Failure to Develop Care Plan for Splint Use
Penalty
Summary
The facility failed to develop a comprehensive care plan for a resident, identified as Resident R27, who required a left resting hand splint. The deficiency was identified during a review of the facility's policy and clinical records, as well as through staff interviews. Resident R27 was admitted with diagnoses including flaccid hemiplegia affecting the left non-dominant side, diabetes, and hypertension. A physician's order dated December 26, 2024, specified the use of a left resting hand splint during waking hours, with instructions for frequent skin checks for irritation or breakdown and removal for hygiene purposes. Despite these orders, there was no evidence of a care plan addressing the use of the left resting hand splint in Resident R27's records. During an interview, the Director of Nursing confirmed the absence of a care plan for the splint and acknowledged that one should have been developed. This oversight indicates a failure to comply with the requirement to create a comprehensive, person-centered care plan that includes all necessary services to meet the resident's needs.
Plan Of Correction
R27 no longer needed the left-hand splint; therefore, the order has been discontinued. R27's care plan has been reviewed, and it has been determined to be personalized and appropriate.

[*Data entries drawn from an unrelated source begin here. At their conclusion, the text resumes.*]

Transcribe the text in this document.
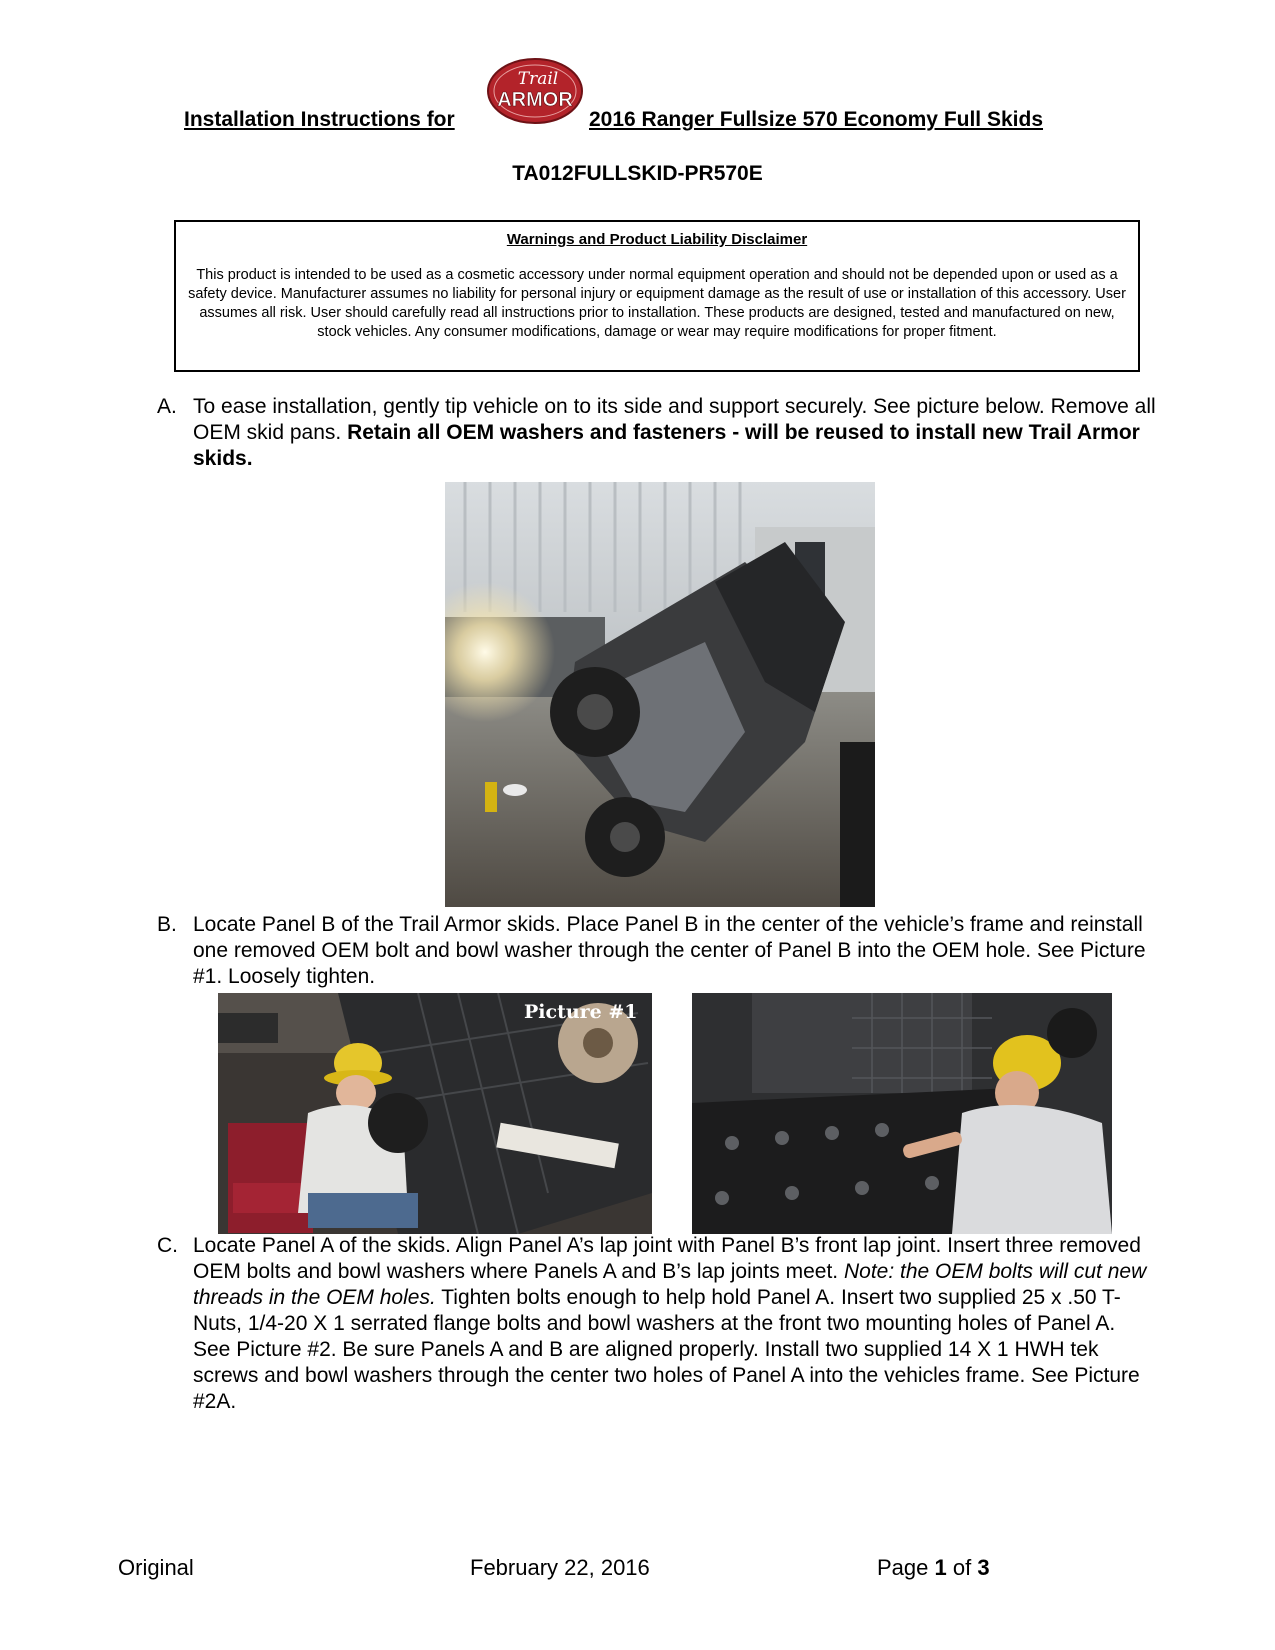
Installation Instructions for
Trail
ARMOR
2016 Ranger Fullsize 570 Economy Full Skids
TA012FULLSKID-PR570E
Warnings and Product Liability Disclaimer
This product is intended to be used as a cosmetic accessory under normal equipment operation and should not be depended upon or used as a safety device. Manufacturer assumes no liability for personal injury or equipment damage as the result of use or installation of this accessory. User assumes all risk. User should carefully read all instructions prior to installation. These products are designed, tested and manufactured on new, stock vehicles. Any consumer modifications, damage or wear may require modifications for proper fitment.
A. To ease installation, gently tip vehicle on to its side and support securely. See picture below. Remove all OEM skid pans. Retain all OEM washers and fasteners - will be reused to install new Trail Armor skids.
B. Locate Panel B of the Trail Armor skids. Place Panel B in the center of the vehicle’s frame and reinstall one removed OEM bolt and bowl washer through the center of Panel B into the OEM hole. See Picture #1. Loosely tighten.
Picture #1
C. Locate Panel A of the skids. Align Panel A’s lap joint with Panel B’s front lap joint. Insert three removed OEM bolts and bowl washers where Panels A and B’s lap joints meet. Note: the OEM bolts will cut new threads in the OEM holes. Tighten bolts enough to help hold Panel A. Insert two supplied 25 x .50 T-Nuts, 1/4-20 X 1 serrated flange bolts and bowl washers at the front two mounting holes of Panel A. See Picture #2. Be sure Panels A and B are aligned properly. Install two supplied 14 X 1 HWH tek screws and bowl washers through the center two holes of Panel A into the vehicles frame. See Picture #2A.
Original	February 22, 2016	Page 1 of 3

The Administrator will educate the Director of Nursing and Assistant Director of Nursing on the importance of the development and periodic review/revision of comprehensive person-centered care plans for each resident. The DON and/or the Assistant Director of Nursing will audit care plans of all residents with splints to ensure there's a comprehensive, personalized care plan that includes splint care. The DON and/or Assistant Director of Nursing will audit care plans for 5 random residents 3 times a week for 4 weeks to ensure that each one has a comprehensive, personalized care plan in place which appropriately reflects their specific needs. The results of the audits will be reviewed at the monthly Quality Assurance and Performance Improvement meeting.